FATALIST

The Depths of Inhumanity

Ibex Moon
rating icon 6 / 10

Track listing:

01. Frozen Epitaph
02. Internal Misery
03. Morbid Derangement
04. Contamination
05. Death Will Remain
06. Homicidal Epitaph
07. Impulse to Kill
08. Life Deploration
09. Enthralled By Pain
10. Depths of Inhumanity
11. Intro/Rivers of Blood


They may be from sunny California, but even a death metal novice could pick out the logo homage and the giant cross in the band photo as nods to NIHILIST and early ENTOMBED. And one chord of that murky, bleary mud-bog guitar sound will provide the final clue — FATALIST are paying tribute to the Sunlight Studios school of early 1990's Swedish death metal, with all the subtlety of a brick to the head.

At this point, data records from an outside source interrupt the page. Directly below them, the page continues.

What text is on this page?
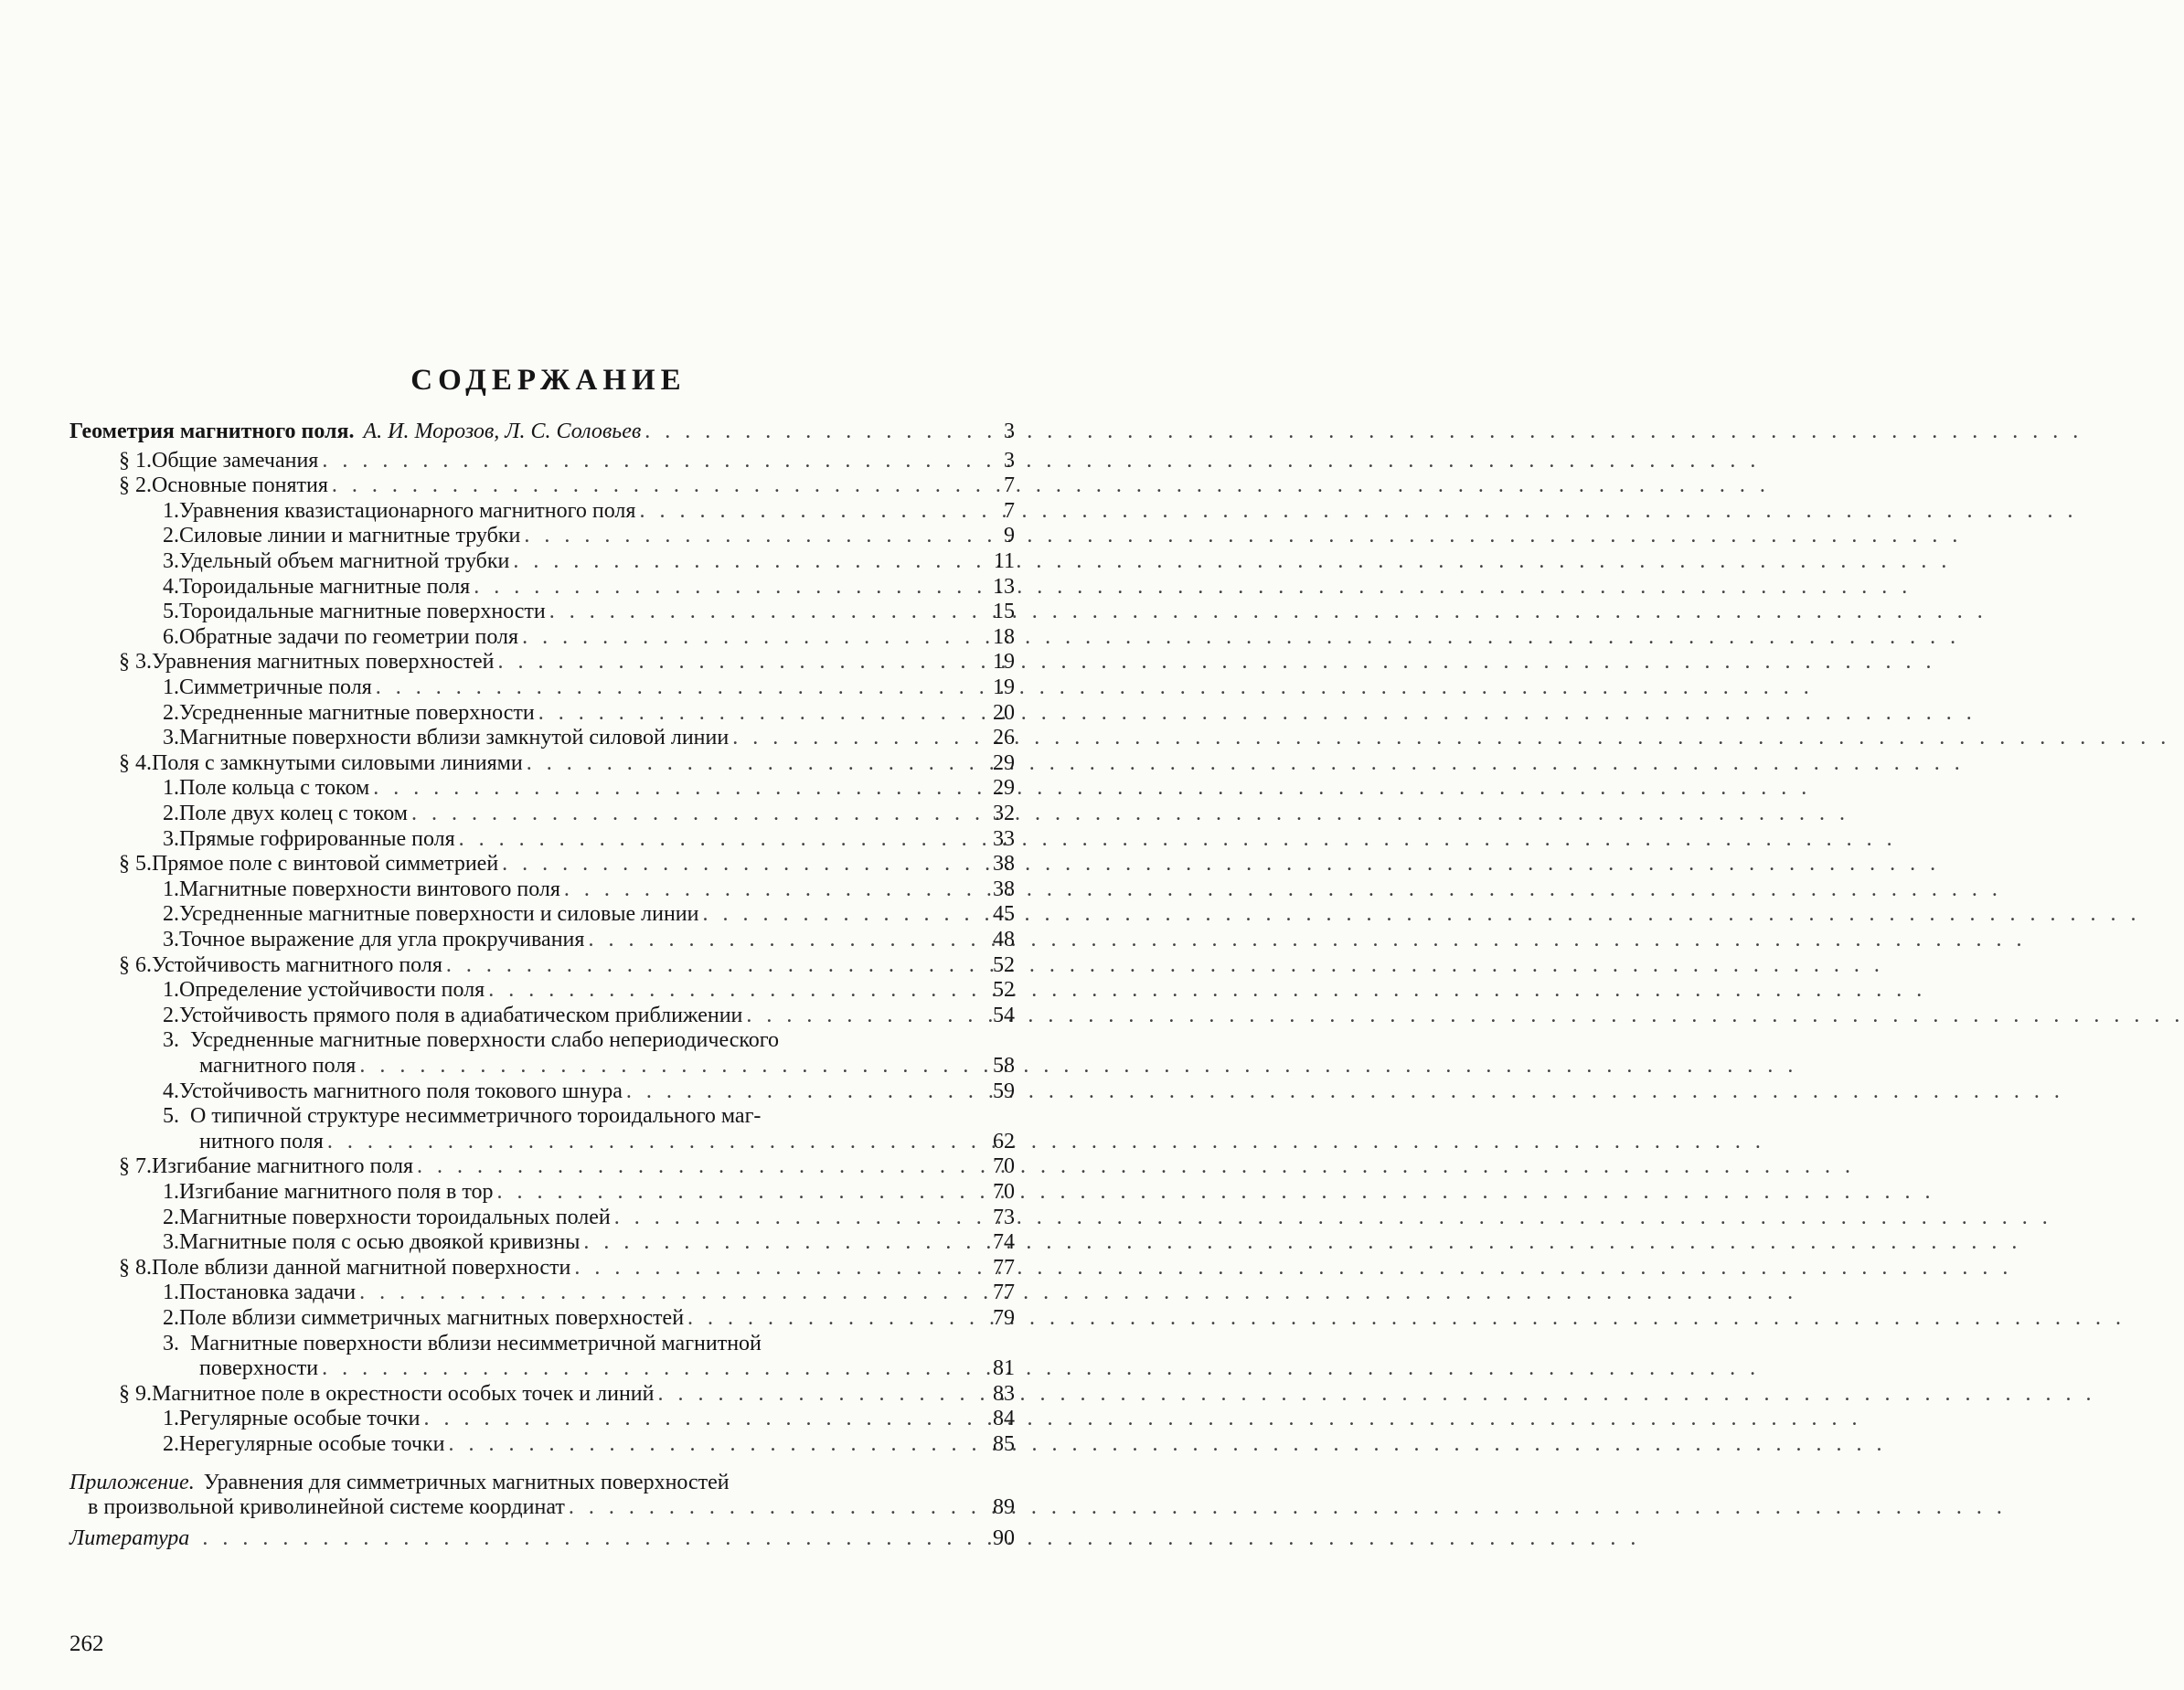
СОДЕРЖАНИЕ
Геометрия магнитного поля. А. И. Морозов, Л. С. Соловьев . . .	3
§ 1. Общие замечания . . .	3
§ 2. Основные понятия . . .	7
1. Уравнения квазистационарного магнитного поля . . .	7
2. Силовые линии и магнитные трубки . . .	9
3. Удельный объем магнитной трубки . . .	11
4. Тороидальные магнитные поля . . .	13
5. Тороидальные магнитные поверхности . . .	15
6. Обратные задачи по геометрии поля . . .	18
§ 3. Уравнения магнитных поверхностей . . .	19
1. Симметричные поля . . .	19
2. Усредненные магнитные поверхности . . .	20
3. Магнитные поверхности вблизи замкнутой силовой линии . . .	26
§ 4. Поля с замкнутыми силовыми линиями . . .	29
1. Поле кольца с током . . .	29
2. Поле двух колец с током . . .	32
3. Прямые гофрированные поля . . .	33
§ 5. Прямое поле с винтовой симметрией . . .	38
1. Магнитные поверхности винтового поля . . .	38
2. Усредненные магнитные поверхности и силовые линии . . .	45
3. Точное выражение для угла прокручивания . . .	48
§ 6. Устойчивость магнитного поля . . .	52
1. Определение устойчивости поля . . .	52
2. Устойчивость прямого поля в адиабатическом приближении . . .	54
3. Усредненные магнитные поверхности слабо непериодического
магнитного поля . . .	58
4. Устойчивость магнитного поля токового шнура . . .	59
5. О типичной структуре несимметричного тороидального маг-
нитного поля . . .	62
§ 7. Изгибание магнитного поля . . .	70
1. Изгибание магнитного поля в тор . . .	70
2. Магнитные поверхности тороидальных полей . . .	73
3. Магнитные поля с осью двоякой кривизны . . .	74
§ 8. Поле вблизи данной магнитной поверхности . . .	77
1. Постановка задачи . . .	77
2. Поле вблизи симметричных магнитных поверхностей . . .	79
3. Магнитные поверхности вблизи несимметричной магнитной
поверхности . . .	81
§ 9. Магнитное поле в окрестности особых точек и линий . . .	83
1. Регулярные особые точки . . .	84
2. Нерегулярные особые точки . . .	85
Приложение. Уравнения для симметричных магнитных поверхностей
в произвольной криволинейной системе координат . . .	89
Литература . . .	90
262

And while such a sound will surely get any old-schooler salivating, a few songs in, it becomes clear that FATALIST don't measure up to their heroes in the songwriting and riffing departments. The guitar solos are nice, and frequently save a song from boredom. But too often, the riffs and vocals deteriorate into a samey blosh of either generic chugging or outright idea pilfering. There's a loose, noisy chaos at work here that sounds like some AUTOPSY influence, and that's fine, but combined with the gurgling guitar tone of the Swede masters, it occasionally comes off like a downshifting truckload of ass (and not in the gloriously depraved way the original bands pulled it off... more in a bad demo kind of way).

There are definitely solid moments — the beginning of "Life Deploration" is a masterpiece, and indeed, when it crashes headlong into the blast-beating main part of the song, it's easy to forgive these guys some youthful indiscretions. The enthusiasm is there, and it may be asking a lot of a band to emerge fully-formed on their debut album. But that's the fine line you walk when you align yourself this brazenly with a particular classic sound -- if, for example, you're going to rip off DISMEMBER as blatantly as FATALIST do on album closer "Rivers of Blood", you at least have to provide some incentive for a fan to listen to you instead of skipping you entirely and just listening to the original. FATALIST are almost there, and they're frustratingly close to awesome in places, but too much of "The Depths of Humanity" just doesn't seem like it's come far enough down the Left Hand Path just yet.